Adversarial hardening (2026-06-22)¶
20 sessions added to eval_session_corpus.json targeting:
- FP-bait: single precision hedges in technical prose (should NOT fire)
- FN-bait: academic hedge vocabulary, velocity-ramp drift, pleasantry cascade, oscillating patterns (should fire)
- Edge cases: recovery/relapse, calibration attacks, single spike
Key findings documented in EXPERIMENTS.md:
- 16
_INLINEpatterns are latent FPs (fire in ok-context, but 0 FP in real corpus 906 ok entries — latent risk only, not actionable) - 13 correction phrasings are FN gaps ("off track", "doesn't match", "going in circles") — not added yet pending 0-FP verification on ok=906
- Drift scorer: default thr=70 in trajectory functions ≠ profile thr=50; eval is self-consistent
- Paraphrase drift without explicit markers is out of scope by design (caveman profile is vocabulary-based, not semantic)
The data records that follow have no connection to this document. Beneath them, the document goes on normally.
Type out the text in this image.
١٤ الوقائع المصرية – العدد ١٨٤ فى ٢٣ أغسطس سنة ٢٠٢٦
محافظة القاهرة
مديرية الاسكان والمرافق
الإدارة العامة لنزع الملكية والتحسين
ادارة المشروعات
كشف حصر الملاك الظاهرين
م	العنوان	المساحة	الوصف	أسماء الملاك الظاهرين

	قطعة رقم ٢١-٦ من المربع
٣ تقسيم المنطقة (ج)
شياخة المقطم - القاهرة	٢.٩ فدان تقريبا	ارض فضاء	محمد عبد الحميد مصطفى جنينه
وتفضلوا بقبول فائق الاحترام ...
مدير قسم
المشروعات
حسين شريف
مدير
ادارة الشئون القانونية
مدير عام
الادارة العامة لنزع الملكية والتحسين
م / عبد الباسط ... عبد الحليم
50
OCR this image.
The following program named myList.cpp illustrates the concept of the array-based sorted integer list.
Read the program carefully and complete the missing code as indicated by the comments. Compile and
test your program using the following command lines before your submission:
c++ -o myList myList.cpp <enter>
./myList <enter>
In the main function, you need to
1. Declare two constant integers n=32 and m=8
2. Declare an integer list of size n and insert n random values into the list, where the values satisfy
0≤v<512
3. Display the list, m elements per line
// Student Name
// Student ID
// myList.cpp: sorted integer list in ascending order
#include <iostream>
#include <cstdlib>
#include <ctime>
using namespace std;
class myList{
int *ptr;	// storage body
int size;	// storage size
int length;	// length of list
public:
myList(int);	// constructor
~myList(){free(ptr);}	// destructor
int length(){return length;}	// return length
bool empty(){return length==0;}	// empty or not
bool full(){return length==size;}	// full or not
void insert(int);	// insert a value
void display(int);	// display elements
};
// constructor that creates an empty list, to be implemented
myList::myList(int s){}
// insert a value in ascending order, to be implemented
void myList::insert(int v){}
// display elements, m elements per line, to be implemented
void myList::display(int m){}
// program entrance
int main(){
Falsification log (DO-NOT-RE-ATTACK)¶
| Pattern | Why killed |
|---|---|
| "check again" | 4 FPs in ok entries |
| "try now" | 2 FPs (exact "Try now" in ok context) |
| "melloa is sudo pass" | 3 FPs (credential provision in ok context) |
| threshold < 0.58 | FPs increase faster than TPs |
| HGB/LGBM/softvote/ET49 | All worse than ET43 baseline |
Scientific method discipline¶
Every hypothesis was pre-registered with a prediction before any probe was run.
Verdicts are documented in EXPERIMENTS.md with evidence references. Retractions
are struck-through with dated corrections; nothing is silently edited.
The ledger is the moat: dead ends are documented so no future session re-litigates settled questions.